Friday, December 21, 2012


I could keep this short and sweet and just say: This sucks.

Or I could say this sucks because:

We are treading on new territory and I had no idea what to except.  I thought that Christmas was going to be easy but Oh my word, it's not. I freaking miss you and it's making my heart hurt.  My heart literally has a piece missing and that piece is you.  This home, the couch we sit on, the table we sit at, the living room floor you lay on to play with the girls, our bed you lay in, the drivers side of the car is empty.  Everything is empty. 
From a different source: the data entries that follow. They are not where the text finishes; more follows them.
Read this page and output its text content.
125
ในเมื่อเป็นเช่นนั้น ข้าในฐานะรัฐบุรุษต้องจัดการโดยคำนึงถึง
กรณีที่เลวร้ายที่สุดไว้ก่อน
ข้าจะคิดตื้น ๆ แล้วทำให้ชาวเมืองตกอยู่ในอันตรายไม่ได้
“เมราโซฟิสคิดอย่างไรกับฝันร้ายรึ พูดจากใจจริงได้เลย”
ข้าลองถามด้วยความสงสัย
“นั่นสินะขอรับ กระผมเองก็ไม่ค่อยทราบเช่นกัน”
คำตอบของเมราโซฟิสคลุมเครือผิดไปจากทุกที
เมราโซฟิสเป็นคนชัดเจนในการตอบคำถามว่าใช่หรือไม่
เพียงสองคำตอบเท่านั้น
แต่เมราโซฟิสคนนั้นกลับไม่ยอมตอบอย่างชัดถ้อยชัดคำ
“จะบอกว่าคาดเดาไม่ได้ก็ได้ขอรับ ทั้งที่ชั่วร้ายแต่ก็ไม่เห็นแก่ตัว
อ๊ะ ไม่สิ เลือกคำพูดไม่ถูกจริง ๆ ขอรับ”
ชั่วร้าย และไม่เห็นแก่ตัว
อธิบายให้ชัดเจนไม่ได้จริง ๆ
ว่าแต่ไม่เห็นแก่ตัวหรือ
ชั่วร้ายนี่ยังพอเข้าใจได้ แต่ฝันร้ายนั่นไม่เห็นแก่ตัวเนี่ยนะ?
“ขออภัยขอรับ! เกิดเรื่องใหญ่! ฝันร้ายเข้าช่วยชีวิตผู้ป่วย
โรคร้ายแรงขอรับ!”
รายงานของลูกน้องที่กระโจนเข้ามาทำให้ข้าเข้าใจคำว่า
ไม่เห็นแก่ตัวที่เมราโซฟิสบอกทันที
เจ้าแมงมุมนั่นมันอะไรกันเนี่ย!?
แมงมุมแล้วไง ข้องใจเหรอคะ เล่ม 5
Explaining it is hard, my emotions are all over the place and I just want you to know that I am okay.  This is just a rough patch for me.  Christmas screams family and part of my family is gone.  I want it to be over with so I can put all the decorations back in the attic and get back to normal life.  Watching my girls still love everything about Christmas this year makes my heart happy.  I know the Lord has everything to do with that. As a whole they have been doing amazing.  He has comforted them, given them strength and covered them in his blanket of love. He has done the same for me but sometimes I cant hold it together 100% of the time.  I try to be strong for them because I have noticed that the few times I have broken down in front of them, they cry and get sad also.  I don't want them to cry or be sad so I try to not be emotional with them. When the day to day life of dishes, laundry, sweeping, homework, stress, making lunches, refereeing our two ultimate fighters and keeping the house picked up catches up with me sometimes I just break down.  I need my tag-team partner to come into the ring and rescue me.

Looking forward to a new year and seeing you sooner rather than later.... I love you.